ALBANY, N.Y. (June 9, 2009) -- Heart patients who undergo angioplasty immediately after catheterization live longer than patients who delay the procedure, according to a recent study at the University at Albany School of Public Health published in the Journal of the American College of Cardiology.
Angioplasty, known as percutaneous coronary intervention (PCI), is a procedure involving inflatable balloons that widen narrow or obstructed blood vessels. The number of PCIs in the U.S. has risen dramatically, from some 400,000 procedures in 2000 to 1,265,000 in 2005. Immediate PCI following heart catheterization, or ad hoc PCI, is today the most common method of performing the procedure. Until now, no studies have compared longer-term outcomes for ad hoc and non-ad hoc PCIs.

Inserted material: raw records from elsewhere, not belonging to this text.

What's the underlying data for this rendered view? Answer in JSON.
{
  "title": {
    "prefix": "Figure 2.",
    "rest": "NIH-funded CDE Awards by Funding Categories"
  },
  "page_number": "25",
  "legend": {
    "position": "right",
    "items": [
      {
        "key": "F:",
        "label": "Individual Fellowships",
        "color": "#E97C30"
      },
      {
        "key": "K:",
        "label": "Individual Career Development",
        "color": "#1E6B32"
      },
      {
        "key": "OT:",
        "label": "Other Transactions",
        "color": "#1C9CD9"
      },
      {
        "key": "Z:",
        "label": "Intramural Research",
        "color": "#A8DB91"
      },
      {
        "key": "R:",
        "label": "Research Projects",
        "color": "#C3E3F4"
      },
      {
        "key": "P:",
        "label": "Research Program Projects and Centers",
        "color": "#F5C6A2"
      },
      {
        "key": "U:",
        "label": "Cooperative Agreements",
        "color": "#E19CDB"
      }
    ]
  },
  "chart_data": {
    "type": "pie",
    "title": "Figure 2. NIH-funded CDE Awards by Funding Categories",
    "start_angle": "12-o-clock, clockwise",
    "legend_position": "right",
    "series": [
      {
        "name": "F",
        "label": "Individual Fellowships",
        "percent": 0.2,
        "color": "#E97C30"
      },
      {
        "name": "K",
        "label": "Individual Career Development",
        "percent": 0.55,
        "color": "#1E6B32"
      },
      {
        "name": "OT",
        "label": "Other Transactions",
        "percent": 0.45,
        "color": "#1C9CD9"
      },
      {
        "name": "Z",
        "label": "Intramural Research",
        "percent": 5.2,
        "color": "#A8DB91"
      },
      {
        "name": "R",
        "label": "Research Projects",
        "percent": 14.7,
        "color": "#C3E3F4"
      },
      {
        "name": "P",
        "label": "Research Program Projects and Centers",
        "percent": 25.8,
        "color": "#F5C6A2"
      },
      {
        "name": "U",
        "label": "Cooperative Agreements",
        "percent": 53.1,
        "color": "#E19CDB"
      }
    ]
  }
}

Study lead author Edward L. Hannan, associate dean for research at the School of Public Health, monitored 46,565 patients who underwent PCI in New York State hospitals between January 1, 2003 and June 30, 2005. Patients receiving ad hoc procedures were of lower risk on average -- they were younger, with stronger heartbeats, less likely to have suffered a previous heart attack, and less likely to have other conditions or diseases. The patients were followed through December 2005, and in-hospital and longer-term outcomes were compared for ad hoc and non-ad hoc PCI patients, after adjusting for differences in pre-procedural risk factors.
The study concluded there was no difference in risk-adjusted in-hospital mortality for ad hoc and non-ad hoc patients, but that ad hoc PCI patients had a significantly lower three-year mortality rate than did non-ad hoc patients. Patients not undergoing ad hoc PCI were 32 percent more likely to die within three years than ad hoc PCI patients. Although ad hoc PCI patients had high instances of additional angioplasties within the first three years, most of those subsequent PCIs occurred in another blood vessel within 30 days of the first PCI.
Potential advantages of performing ad hoc PCI include:
• reduction in medical resources due to the single catheterization laboratory visit and the patient's potentially shorter length of stay
• greater patient satisfaction because performing both procedures at the same time is simpler, less time consuming, and creates less anxiety
• lower risk of kidney damage
• easier access and site management for the cardio surgery team
Potential disadvantages include:
• abbreviated informed patient consent process
• need for immediate decision making by medical professionals regarding the appropriateness of the procedure
• difficulties obtaining surgical backup, particularly on nights and weekends
"There is still a need to carefully monitor the use of ad hoc PCI because since the procedure is usually performed without multidisciplinary consultation or decision making, there is a potential danger that some ad hoc PCI procedures might be rushed or unnecessary," said Hannan.